Wenn’s ums Gedenken geht, sind die Deutschen ganz bei sich. Jedenfalls die Deutschen von echtem Schrot und Korn. Nichts ergreift sie mehr, als an die Verbrechen der Vergangenheit zu erinnern, das mühsam erkaufte Gelingen der Vergangenheitsbewältigung herauszustreichen und mit einem kräftigen „Nie wieder“ vor einem Erstarken jener dunklen Mächte zu warnen, die das Unbewältige verkörpern und sich daher böswillig den Freuden der Erinnerungspolitik entzogen zu haben scheinen. 
Darin sind sich die, die als Nachfahren der Täter sprechen, mit denen, die im Namen der Opfer sprechen, gern einig: Wir sind wichtiger als alle anderen. Unsere Schuld und unser Leid schweißt uns auf ewig zusammen gegen den Rest der Welt. Nichts, was andere (oder wir selbst) anderen antun, nichts was andere erleiden, kommt auch nur in die Nähe dessen, was uns so einzigartig und auf abartige Weise großartig macht. Zumal man da gar nichts vergleichen kann, weil das womöglich rational wäre, aber was die Deutschen einst taten und ihre Opfer einst erlitten, war völlig irrational. Das schier Unaussprechlich, von dem freilich dauernd die Rede sein muss, fällt naturgemäß aus der Geschichte heraus, deren Wendepunkt es war und immer sein wird.
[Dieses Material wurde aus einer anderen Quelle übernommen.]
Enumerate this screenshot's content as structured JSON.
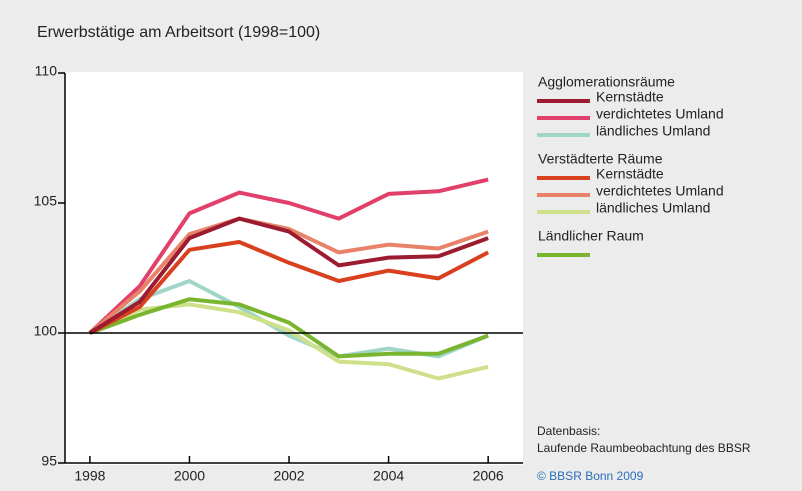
{
  "chart_data": {
    "type": "line",
    "title": "Erwerbstätige am Arbeitsort (1998=100)",
    "x": [
      1998,
      1999,
      2000,
      2001,
      2002,
      2003,
      2004,
      2005,
      2006
    ],
    "xlim": [
      1997.5,
      2006.7
    ],
    "xticks": [
      1998,
      2000,
      2002,
      2004,
      2006
    ],
    "ylim": [
      95,
      110
    ],
    "yticks": [
      95,
      100,
      105,
      110
    ],
    "reference_line": 100,
    "groups": [
      {
        "name": "Agglomerationsräume",
        "series": [
          {
            "name": "Kernstädte",
            "color": "#9b1b30",
            "values": [
              100,
              101.2,
              103.65,
              104.4,
              103.9,
              102.6,
              102.9,
              102.95,
              103.65
            ]
          },
          {
            "name": "verdichtetes Umland",
            "color": "#e0406a",
            "values": [
              100,
              101.8,
              104.6,
              105.4,
              105.0,
              104.4,
              105.35,
              105.45,
              105.9
            ]
          },
          {
            "name": "ländliches Umland",
            "color": "#9fd6c8",
            "values": [
              100,
              101.3,
              102.0,
              101.0,
              99.9,
              99.1,
              99.4,
              99.1,
              99.9
            ]
          }
        ]
      },
      {
        "name": "Verstädterte Räume",
        "series": [
          {
            "name": "Kernstädte",
            "color": "#d9401e",
            "values": [
              100,
              101.0,
              103.2,
              103.5,
              102.7,
              102.0,
              102.4,
              102.1,
              103.1
            ]
          },
          {
            "name": "verdichtetes Umland",
            "color": "#e8836a",
            "values": [
              100,
              101.6,
              103.8,
              104.4,
              104.0,
              103.1,
              103.4,
              103.25,
              103.9
            ]
          },
          {
            "name": "ländliches Umland",
            "color": "#cfe08a",
            "values": [
              100,
              100.9,
              101.1,
              100.8,
              100.1,
              98.9,
              98.8,
              98.25,
              98.7
            ]
          }
        ]
      },
      {
        "name": "Ländlicher Raum",
        "series": [
          {
            "color": "#7ab52f",
            "values": [
              100,
              100.7,
              101.3,
              101.1,
              100.4,
              99.1,
              99.2,
              99.2,
              99.9
            ]
          }
        ]
      }
    ],
    "source_label": "Datenbasis:",
    "source": "Laufende Raumbeobachtung  des BBSR",
    "copyright": "© BBSR Bonn 2009"
  }
}
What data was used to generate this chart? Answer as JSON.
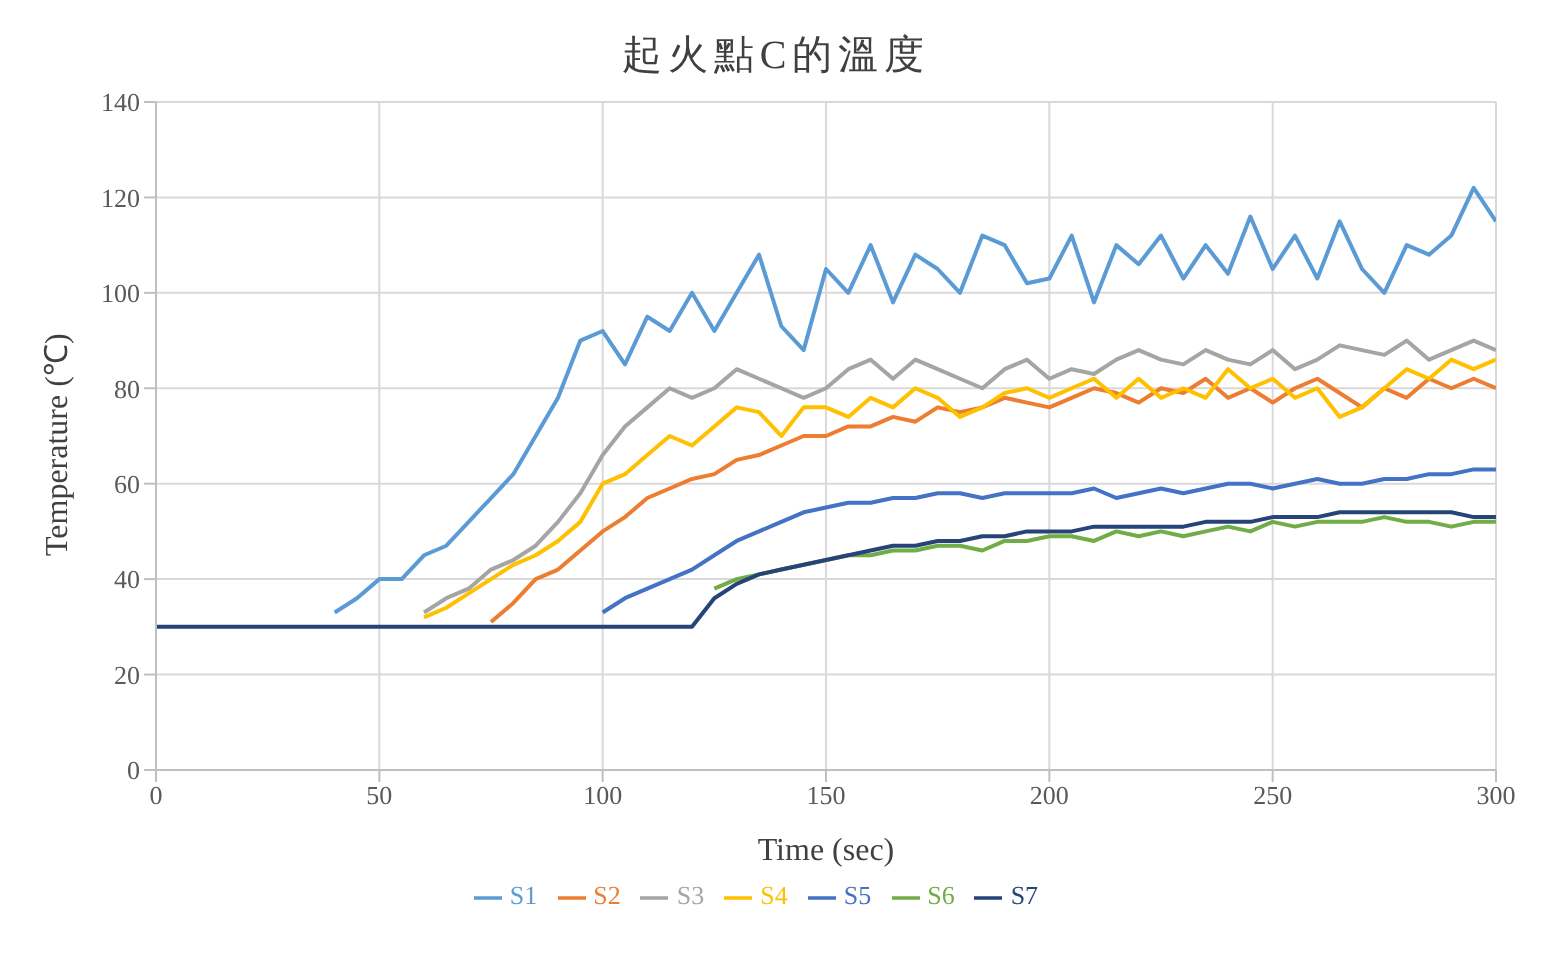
{
  "chart_data": {
    "type": "line",
    "title": "起火點C的溫度",
    "xlabel": "Time (sec)",
    "ylabel": "Temperature (℃)",
    "x": [
      0,
      5,
      10,
      15,
      20,
      25,
      30,
      35,
      40,
      45,
      50,
      55,
      60,
      65,
      70,
      75,
      80,
      85,
      90,
      95,
      100,
      105,
      110,
      115,
      120,
      125,
      130,
      135,
      140,
      145,
      150,
      155,
      160,
      165,
      170,
      175,
      180,
      185,
      190,
      195,
      200,
      205,
      210,
      215,
      220,
      225,
      230,
      235,
      240,
      245,
      250,
      255,
      260,
      265,
      270,
      275,
      280,
      285,
      290,
      295,
      300
    ],
    "series": [
      {
        "name": "S1",
        "color": "#5b9bd5",
        "values": [
          null,
          null,
          null,
          null,
          null,
          null,
          null,
          null,
          33,
          36,
          40,
          40,
          45,
          47,
          52,
          57,
          62,
          70,
          78,
          90,
          92,
          85,
          95,
          92,
          100,
          92,
          100,
          108,
          93,
          88,
          105,
          100,
          110,
          98,
          108,
          105,
          100,
          112,
          110,
          102,
          103,
          112,
          98,
          110,
          106,
          112,
          103,
          110,
          104,
          116,
          105,
          112,
          103,
          115,
          105,
          100,
          110,
          108,
          112,
          122,
          115
        ]
      },
      {
        "name": "S2",
        "color": "#ed7d31",
        "values": [
          null,
          null,
          null,
          null,
          null,
          null,
          null,
          null,
          null,
          null,
          null,
          null,
          null,
          null,
          null,
          31,
          35,
          40,
          42,
          46,
          50,
          53,
          57,
          59,
          61,
          62,
          65,
          66,
          68,
          70,
          70,
          72,
          72,
          74,
          73,
          76,
          75,
          76,
          78,
          77,
          76,
          78,
          80,
          79,
          77,
          80,
          79,
          82,
          78,
          80,
          77,
          80,
          82,
          79,
          76,
          80,
          78,
          82,
          80,
          82,
          80
        ]
      },
      {
        "name": "S3",
        "color": "#a5a5a5",
        "values": [
          null,
          null,
          null,
          null,
          null,
          null,
          null,
          null,
          null,
          null,
          null,
          null,
          33,
          36,
          38,
          42,
          44,
          47,
          52,
          58,
          66,
          72,
          76,
          80,
          78,
          80,
          84,
          82,
          80,
          78,
          80,
          84,
          86,
          82,
          86,
          84,
          82,
          80,
          84,
          86,
          82,
          84,
          83,
          86,
          88,
          86,
          85,
          88,
          86,
          85,
          88,
          84,
          86,
          89,
          88,
          87,
          90,
          86,
          88,
          90,
          88
        ]
      },
      {
        "name": "S4",
        "color": "#ffc000",
        "values": [
          null,
          null,
          null,
          null,
          null,
          null,
          null,
          null,
          null,
          null,
          null,
          null,
          32,
          34,
          37,
          40,
          43,
          45,
          48,
          52,
          60,
          62,
          66,
          70,
          68,
          72,
          76,
          75,
          70,
          76,
          76,
          74,
          78,
          76,
          80,
          78,
          74,
          76,
          79,
          80,
          78,
          80,
          82,
          78,
          82,
          78,
          80,
          78,
          84,
          80,
          82,
          78,
          80,
          74,
          76,
          80,
          84,
          82,
          86,
          84,
          86
        ]
      },
      {
        "name": "S5",
        "color": "#4472c4",
        "values": [
          null,
          null,
          null,
          null,
          null,
          null,
          null,
          null,
          null,
          null,
          null,
          null,
          null,
          null,
          null,
          null,
          null,
          null,
          null,
          null,
          33,
          36,
          38,
          40,
          42,
          45,
          48,
          50,
          52,
          54,
          55,
          56,
          56,
          57,
          57,
          58,
          58,
          57,
          58,
          58,
          58,
          58,
          59,
          57,
          58,
          59,
          58,
          59,
          60,
          60,
          59,
          60,
          61,
          60,
          60,
          61,
          61,
          62,
          62,
          63,
          63
        ]
      },
      {
        "name": "S6",
        "color": "#70ad47",
        "values": [
          null,
          null,
          null,
          null,
          null,
          null,
          null,
          null,
          null,
          null,
          null,
          null,
          null,
          null,
          null,
          null,
          null,
          null,
          null,
          null,
          null,
          null,
          null,
          null,
          null,
          38,
          40,
          41,
          42,
          43,
          44,
          45,
          45,
          46,
          46,
          47,
          47,
          46,
          48,
          48,
          49,
          49,
          48,
          50,
          49,
          50,
          49,
          50,
          51,
          50,
          52,
          51,
          52,
          52,
          52,
          53,
          52,
          52,
          51,
          52,
          52
        ]
      },
      {
        "name": "S7",
        "color": "#264478",
        "values": [
          30,
          30,
          30,
          30,
          30,
          30,
          30,
          30,
          30,
          30,
          30,
          30,
          30,
          30,
          30,
          30,
          30,
          30,
          30,
          30,
          30,
          30,
          30,
          30,
          30,
          36,
          39,
          41,
          42,
          43,
          44,
          45,
          46,
          47,
          47,
          48,
          48,
          49,
          49,
          50,
          50,
          50,
          51,
          51,
          51,
          51,
          51,
          52,
          52,
          52,
          53,
          53,
          53,
          54,
          54,
          54,
          54,
          54,
          54,
          53,
          53
        ]
      }
    ],
    "xlim": [
      0,
      300
    ],
    "xticks": [
      0,
      50,
      100,
      150,
      200,
      250,
      300
    ],
    "ylim": [
      0,
      140
    ],
    "yticks": [
      0,
      20,
      40,
      60,
      80,
      100,
      120,
      140
    ],
    "grid": true,
    "legend": "bottom",
    "marker": "none",
    "line_style": "solid"
  }
}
Einen Zusammenhang zwischen den Verbrechen von damals und denen von heute herzustellen, verbietet sich. Der deutsche Judäozid (flankiert von den Verbrechen gegen Sinti und Roma, Behinderte, Homosexuelle, sowjetische Kriegsgefangene usw.) ist unvergleichlich, ein absoluter Bruch mit der Geschichte und zugleich deren Höhe- oder vielmehr Tiefpunkt, das schlimmste Verbrechen aller Zeiten, einerseits völlig unerklärlich, andererseits das Verständnis der Vergangenheit bestimmend. Die Deutschen (oder doch nur die Nazis?) waren die größten Verbrecher aller Zeiten, sozusagen ewige Weltmeister des Bösen, da kann keiner mithalten, und jeder Versuch, statt mythischer Entrückung des Geschehens Vergleiche zum Aktuellen herzustellen, ist als Relativierung unzweifelhaft Teufelswerk.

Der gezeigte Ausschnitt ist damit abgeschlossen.